The speaker focused on some of our relational weaknesses; the imperfections that visit our friendships every so often. But imperfection is temporary; indeed, can be celebrated.

Social psychologist Thomas Curran says “shifting our mind set to see that we’re made to make mistakes can help lessen our stress, and allow us to understand that there’s actually profound value in failing. Failure is not weakness”.
As the speaker developed her argument, it became clear that she wanted to debunk the pervasive and sugar-coated stories about networking. “Instead of spending small amounts of time with a lot of people, spend more time with a smaller number of carefully chosen people. You may find it comforting that the strength and longevity of your relationships depend more on the quality, and far less upon the quantity, of your connections.”

One of modern day’s punishments seems to be the number of times we find ourselves reviewing the value of friendships. It is as painful as self-flagellation! And it becomes more emotional when we realize that we lost value in the friends we viewed as distractions.

The speaker suggested that friends should help us develop the seemingly elusive attributes of faithfulness, patience, gentleness and self-control. At times, we can only imbibe these values through painful experiences.

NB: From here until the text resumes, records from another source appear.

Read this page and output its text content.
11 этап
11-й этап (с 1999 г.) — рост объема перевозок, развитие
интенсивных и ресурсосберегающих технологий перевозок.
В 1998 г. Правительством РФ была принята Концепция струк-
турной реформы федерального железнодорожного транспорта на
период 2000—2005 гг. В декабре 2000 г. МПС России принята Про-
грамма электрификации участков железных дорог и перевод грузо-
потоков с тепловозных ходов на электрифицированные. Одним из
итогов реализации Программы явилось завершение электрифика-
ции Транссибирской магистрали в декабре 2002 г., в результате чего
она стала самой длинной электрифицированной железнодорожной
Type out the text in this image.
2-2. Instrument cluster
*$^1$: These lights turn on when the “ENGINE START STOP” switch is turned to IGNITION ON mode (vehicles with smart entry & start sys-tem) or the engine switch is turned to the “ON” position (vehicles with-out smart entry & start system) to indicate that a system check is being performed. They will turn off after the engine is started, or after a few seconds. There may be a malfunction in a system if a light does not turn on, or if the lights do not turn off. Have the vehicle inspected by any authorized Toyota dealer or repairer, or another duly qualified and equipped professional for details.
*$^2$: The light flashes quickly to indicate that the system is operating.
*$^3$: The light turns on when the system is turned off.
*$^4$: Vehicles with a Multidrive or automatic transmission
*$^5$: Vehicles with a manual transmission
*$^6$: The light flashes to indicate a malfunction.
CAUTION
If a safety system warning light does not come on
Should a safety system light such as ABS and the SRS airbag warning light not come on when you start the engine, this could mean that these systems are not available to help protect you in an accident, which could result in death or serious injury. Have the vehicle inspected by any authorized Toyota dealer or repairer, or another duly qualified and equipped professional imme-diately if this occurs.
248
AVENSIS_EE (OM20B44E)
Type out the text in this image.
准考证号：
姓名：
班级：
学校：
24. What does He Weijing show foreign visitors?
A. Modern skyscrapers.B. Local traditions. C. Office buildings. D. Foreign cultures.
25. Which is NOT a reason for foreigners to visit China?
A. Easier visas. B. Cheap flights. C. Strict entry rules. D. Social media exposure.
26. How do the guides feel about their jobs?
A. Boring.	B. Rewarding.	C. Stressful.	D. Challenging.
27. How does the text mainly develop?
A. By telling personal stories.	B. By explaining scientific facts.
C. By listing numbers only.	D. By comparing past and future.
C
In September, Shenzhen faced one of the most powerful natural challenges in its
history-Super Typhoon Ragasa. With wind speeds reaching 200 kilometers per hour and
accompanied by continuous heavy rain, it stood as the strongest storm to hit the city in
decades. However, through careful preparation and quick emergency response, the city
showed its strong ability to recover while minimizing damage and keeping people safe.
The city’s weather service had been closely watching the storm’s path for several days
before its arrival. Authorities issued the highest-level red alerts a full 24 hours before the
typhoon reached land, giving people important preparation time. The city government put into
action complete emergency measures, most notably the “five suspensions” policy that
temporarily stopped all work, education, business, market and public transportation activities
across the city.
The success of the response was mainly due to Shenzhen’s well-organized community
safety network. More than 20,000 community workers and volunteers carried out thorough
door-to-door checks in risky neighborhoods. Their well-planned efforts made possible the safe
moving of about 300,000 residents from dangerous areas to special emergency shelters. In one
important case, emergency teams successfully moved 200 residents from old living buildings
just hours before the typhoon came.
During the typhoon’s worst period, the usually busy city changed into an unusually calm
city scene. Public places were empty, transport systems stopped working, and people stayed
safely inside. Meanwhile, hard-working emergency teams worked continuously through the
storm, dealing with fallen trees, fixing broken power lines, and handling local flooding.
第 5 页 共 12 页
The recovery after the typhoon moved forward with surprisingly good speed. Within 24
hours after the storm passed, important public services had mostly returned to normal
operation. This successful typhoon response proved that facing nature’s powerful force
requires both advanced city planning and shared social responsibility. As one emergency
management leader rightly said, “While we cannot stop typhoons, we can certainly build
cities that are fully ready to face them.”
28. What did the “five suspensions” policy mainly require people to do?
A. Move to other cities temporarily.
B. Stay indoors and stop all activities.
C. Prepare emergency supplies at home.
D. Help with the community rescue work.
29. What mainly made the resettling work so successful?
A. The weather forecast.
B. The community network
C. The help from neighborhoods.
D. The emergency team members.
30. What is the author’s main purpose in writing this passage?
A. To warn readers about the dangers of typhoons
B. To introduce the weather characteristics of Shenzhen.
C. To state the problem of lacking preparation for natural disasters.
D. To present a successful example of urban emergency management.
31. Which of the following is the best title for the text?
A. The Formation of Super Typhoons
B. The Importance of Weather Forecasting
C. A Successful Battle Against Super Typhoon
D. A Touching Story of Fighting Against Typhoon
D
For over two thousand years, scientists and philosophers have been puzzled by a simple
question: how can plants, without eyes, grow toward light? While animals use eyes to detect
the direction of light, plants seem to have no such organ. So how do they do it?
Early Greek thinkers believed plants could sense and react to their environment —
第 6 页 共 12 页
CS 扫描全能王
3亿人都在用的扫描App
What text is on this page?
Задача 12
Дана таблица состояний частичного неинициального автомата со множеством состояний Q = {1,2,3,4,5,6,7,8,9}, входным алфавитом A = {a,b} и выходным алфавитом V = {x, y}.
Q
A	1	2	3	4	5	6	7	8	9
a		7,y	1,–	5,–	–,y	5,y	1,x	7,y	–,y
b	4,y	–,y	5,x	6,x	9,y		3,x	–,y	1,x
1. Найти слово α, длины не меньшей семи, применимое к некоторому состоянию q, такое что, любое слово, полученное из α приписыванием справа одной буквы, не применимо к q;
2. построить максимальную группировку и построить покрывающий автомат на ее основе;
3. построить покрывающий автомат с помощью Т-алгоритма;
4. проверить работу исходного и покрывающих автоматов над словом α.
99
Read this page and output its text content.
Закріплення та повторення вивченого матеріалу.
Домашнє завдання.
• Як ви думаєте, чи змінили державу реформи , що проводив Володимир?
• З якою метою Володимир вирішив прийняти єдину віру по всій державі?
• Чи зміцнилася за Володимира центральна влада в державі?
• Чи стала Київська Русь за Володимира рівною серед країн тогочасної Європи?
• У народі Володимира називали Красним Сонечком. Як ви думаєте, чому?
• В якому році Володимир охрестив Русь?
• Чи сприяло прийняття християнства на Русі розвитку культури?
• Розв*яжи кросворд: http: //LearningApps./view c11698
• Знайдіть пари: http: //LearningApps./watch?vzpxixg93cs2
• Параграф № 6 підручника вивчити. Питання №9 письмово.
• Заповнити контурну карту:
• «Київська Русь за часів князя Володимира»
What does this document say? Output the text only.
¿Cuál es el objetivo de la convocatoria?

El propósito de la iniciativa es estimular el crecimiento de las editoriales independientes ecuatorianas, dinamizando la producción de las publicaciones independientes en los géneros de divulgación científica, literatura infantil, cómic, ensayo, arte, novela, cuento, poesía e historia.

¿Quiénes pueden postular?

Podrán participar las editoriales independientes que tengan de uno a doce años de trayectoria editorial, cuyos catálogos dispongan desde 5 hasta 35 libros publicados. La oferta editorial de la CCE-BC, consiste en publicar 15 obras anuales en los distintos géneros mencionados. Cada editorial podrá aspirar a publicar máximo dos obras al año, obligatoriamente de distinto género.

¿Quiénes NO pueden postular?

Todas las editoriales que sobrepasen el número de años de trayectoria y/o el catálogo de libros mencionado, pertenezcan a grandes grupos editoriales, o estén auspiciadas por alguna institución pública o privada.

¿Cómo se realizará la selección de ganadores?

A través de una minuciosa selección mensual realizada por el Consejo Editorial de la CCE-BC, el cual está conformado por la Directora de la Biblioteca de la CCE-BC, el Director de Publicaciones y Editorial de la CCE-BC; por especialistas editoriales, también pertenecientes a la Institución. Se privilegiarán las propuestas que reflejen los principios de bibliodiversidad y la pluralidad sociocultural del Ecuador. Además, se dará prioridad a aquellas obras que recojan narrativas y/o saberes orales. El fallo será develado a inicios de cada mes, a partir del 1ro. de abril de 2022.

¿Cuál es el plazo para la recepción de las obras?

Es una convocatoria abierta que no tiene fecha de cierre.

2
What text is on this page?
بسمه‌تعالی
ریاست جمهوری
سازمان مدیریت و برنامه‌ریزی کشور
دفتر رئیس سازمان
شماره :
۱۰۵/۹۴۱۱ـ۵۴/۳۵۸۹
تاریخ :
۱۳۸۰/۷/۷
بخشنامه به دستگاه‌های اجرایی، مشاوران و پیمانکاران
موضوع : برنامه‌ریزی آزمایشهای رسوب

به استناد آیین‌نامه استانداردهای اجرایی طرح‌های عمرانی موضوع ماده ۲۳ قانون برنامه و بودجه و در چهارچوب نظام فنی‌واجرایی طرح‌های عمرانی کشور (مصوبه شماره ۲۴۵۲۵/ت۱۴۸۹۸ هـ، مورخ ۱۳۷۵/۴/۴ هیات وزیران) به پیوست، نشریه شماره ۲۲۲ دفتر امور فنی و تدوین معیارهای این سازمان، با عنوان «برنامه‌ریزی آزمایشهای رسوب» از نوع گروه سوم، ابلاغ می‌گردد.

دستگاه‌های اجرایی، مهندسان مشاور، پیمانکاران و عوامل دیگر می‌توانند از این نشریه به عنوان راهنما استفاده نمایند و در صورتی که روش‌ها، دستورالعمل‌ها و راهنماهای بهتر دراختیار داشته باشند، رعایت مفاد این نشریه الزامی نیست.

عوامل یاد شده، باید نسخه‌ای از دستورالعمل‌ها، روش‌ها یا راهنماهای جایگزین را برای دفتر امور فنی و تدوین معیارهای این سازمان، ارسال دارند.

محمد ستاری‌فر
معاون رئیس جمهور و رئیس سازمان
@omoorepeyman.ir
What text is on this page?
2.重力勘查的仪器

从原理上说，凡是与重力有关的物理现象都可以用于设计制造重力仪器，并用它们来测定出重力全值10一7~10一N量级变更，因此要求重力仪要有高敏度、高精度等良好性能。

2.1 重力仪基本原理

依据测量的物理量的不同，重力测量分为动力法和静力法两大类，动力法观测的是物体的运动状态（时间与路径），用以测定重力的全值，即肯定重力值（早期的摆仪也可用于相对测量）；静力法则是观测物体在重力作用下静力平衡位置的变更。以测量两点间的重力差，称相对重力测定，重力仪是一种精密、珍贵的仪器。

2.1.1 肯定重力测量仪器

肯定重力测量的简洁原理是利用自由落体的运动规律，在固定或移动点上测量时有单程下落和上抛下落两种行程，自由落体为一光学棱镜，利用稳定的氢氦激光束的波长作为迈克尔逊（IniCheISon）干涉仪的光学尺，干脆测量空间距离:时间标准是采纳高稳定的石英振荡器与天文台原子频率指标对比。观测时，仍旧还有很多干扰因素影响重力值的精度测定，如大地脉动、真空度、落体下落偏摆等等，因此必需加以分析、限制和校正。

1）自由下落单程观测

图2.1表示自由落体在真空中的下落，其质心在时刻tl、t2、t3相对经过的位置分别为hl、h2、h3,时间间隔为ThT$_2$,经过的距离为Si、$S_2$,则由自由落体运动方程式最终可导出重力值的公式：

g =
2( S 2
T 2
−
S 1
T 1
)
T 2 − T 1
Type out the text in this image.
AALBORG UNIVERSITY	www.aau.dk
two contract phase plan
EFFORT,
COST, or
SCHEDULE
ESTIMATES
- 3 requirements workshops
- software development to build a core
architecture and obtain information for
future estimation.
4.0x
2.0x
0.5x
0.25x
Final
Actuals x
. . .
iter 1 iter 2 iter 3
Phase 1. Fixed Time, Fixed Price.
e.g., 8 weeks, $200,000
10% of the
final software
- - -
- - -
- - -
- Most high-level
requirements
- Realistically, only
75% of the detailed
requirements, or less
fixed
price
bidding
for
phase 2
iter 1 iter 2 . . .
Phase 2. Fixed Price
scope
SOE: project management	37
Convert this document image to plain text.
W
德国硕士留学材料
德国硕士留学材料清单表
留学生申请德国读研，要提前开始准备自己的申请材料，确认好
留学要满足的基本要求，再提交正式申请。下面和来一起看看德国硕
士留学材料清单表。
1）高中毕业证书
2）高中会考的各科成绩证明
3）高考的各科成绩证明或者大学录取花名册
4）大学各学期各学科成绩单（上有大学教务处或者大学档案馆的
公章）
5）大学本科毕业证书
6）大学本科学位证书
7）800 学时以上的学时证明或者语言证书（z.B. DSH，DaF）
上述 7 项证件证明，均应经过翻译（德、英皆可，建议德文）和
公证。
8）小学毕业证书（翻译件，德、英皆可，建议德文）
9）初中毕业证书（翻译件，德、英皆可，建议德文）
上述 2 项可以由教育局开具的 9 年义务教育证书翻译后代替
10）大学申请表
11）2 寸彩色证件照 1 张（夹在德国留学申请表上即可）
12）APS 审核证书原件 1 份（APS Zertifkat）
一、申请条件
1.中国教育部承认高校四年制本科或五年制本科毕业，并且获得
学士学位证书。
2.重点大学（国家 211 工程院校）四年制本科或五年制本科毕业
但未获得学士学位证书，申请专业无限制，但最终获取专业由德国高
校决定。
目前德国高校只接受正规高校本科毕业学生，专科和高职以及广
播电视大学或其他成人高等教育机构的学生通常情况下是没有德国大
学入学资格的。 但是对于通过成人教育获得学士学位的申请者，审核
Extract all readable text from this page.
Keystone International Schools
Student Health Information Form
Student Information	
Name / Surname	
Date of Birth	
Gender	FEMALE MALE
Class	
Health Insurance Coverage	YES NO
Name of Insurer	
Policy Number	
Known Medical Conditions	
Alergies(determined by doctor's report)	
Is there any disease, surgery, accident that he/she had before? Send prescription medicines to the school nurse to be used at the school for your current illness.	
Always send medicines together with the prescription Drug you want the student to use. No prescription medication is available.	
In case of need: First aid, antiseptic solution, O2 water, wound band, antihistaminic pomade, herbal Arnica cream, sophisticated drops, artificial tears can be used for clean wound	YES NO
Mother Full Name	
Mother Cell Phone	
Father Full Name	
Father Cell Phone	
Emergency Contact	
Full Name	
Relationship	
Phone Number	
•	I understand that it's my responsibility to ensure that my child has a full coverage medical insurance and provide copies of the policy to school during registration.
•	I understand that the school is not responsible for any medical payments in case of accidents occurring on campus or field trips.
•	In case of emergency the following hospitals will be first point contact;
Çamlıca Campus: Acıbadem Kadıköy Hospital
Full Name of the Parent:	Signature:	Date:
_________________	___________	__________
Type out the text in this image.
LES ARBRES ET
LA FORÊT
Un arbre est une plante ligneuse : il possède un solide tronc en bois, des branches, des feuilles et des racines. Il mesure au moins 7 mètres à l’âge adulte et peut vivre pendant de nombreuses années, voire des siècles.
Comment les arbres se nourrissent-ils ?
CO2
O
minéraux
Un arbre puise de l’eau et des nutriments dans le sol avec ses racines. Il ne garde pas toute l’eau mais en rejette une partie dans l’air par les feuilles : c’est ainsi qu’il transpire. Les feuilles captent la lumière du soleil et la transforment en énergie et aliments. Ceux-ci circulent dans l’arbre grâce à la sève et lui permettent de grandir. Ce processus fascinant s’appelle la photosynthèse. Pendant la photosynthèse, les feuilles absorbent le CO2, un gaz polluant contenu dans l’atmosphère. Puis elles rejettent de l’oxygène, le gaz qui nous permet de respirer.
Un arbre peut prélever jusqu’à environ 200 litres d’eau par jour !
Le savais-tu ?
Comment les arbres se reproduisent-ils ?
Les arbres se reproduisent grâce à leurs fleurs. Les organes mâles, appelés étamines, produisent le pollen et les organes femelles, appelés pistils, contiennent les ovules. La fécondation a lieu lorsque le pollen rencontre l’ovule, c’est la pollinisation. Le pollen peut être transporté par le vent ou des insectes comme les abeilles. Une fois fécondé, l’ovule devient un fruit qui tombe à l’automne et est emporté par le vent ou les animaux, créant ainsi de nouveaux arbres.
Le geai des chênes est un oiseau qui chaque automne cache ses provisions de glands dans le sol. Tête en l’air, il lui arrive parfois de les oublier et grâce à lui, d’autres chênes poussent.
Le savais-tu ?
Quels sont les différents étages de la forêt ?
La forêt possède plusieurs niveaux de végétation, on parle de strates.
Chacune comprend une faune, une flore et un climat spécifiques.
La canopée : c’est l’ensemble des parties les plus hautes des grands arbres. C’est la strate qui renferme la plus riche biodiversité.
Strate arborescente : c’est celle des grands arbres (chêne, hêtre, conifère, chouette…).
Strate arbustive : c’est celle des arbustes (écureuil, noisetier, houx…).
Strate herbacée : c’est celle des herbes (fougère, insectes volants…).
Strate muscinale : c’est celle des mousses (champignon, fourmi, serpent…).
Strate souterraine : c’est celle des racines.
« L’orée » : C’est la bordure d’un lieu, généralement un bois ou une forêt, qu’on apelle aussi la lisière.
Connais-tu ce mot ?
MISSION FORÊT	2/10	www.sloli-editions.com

Charles Dickens observed in ‘Great Expectations’ that, “suffering has been stronger than all teaching, and has taught me to understand what your heart used to be. I have been bent and broken, but – I hope – into a better shape.”
Ron Carucci is an established TED speaker. The following excerpt from one of his older talks clearly shows the need to invest time in the correct people: “I’m very tired. I’ve decided that rather than making resolutions, I want to make promises. To myself, and to others. I don’t want to be another statistic among the near 80 percent who make and break resolutions weeks after the New Year begins.”

“Healthy relationships with peers lead to a happier life…peer relationships help enhance one’s interpersonal skills and leadership qualities.”

Stephen Covey esteemed what he called the character ethic. He said “it is based on the fundamental idea that there are principles that govern human effectiveness – natural laws in the human dimension that are just as real, just as unchanging and indisputably ‘there’ as laws such as gravity are in the physical dimension”.